- Advisors : Ing. Gustavo Lozano (structures)
- Interior Area : 125 m2
- Project Architects : Joaquin Alarcia, Federico Ferrer Deheza
- City : Mendiolaza
- Country : Argentina
Text description provided by the architects. Located in a suburb with a rugged topography on the outskirts of the city of Córdoba, SZ House is designed from the possibilities and limitations of these new subdivisions in suburban areas. In this sense, the terrain, whose condition was critical in the design strategy, presents a significant slope that crosses diagonally from south to north reaching the access road at its lowest point. The project is located on the upper level of the site with the aim of achieving a privileged domain of the landscape, orienting the spaces correctly guaranteeing a good sun exposure, and optimizing the free area of the site.
The project aims to establish a spatial-structural exploration of a traditional program resolved in close relation to the site. In this regard, the characteristics of the terrain create a staggering of diagonally displaced half levels, through which a triangulated structure arises, which defines the entire design strategy of the project. The triangle geometry not only provides an optimum functionality for the roof structure, but also unifies different spaces by imparting a diagonality to them.

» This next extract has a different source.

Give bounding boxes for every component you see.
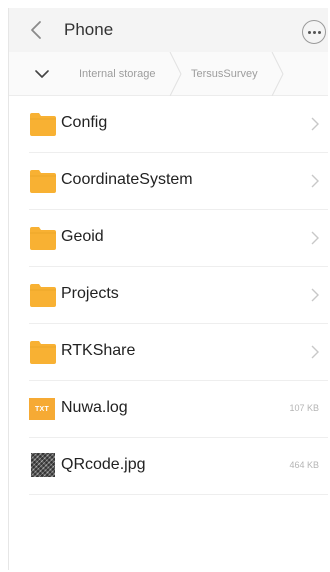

The strategy can be explained by a triangulated structural diagram that is replicated on some of the floors, and generates a counterpoint to the interior spaces with orthogonal geometry corresponding to the three concatenated modules that zone the program naturally. The rules from which all design decisions are developed are derived from this geometric order that provides a 'contained' liberty that avoids any arbitrary decision on the project. Even extensions to be designed in the future are registered under this logic.
Internal relationships of the various areas are arranged smoothly and continuously, projecting to the outside through a gallery along the entire facade acting as a climate filter and transition between the exterior and interior of the home. Furthermore, the synthetic expression of this building in the form of a pavilion, and its natural adherence to the landscape, attempt to transmit a certain serenity to the environment.
The dwelling is materially resolved from a base and bearing walls treated as a white monolithic surface, in contrast to the weightless, triangular metal roof made of profiles and a wooden ceiling. This constructive duality translates to the outside through the "organic" nature of the base that adjusts to the terrain and on which rests the roof, which emphasizes the rationality and artificiality of the construction in the landscape.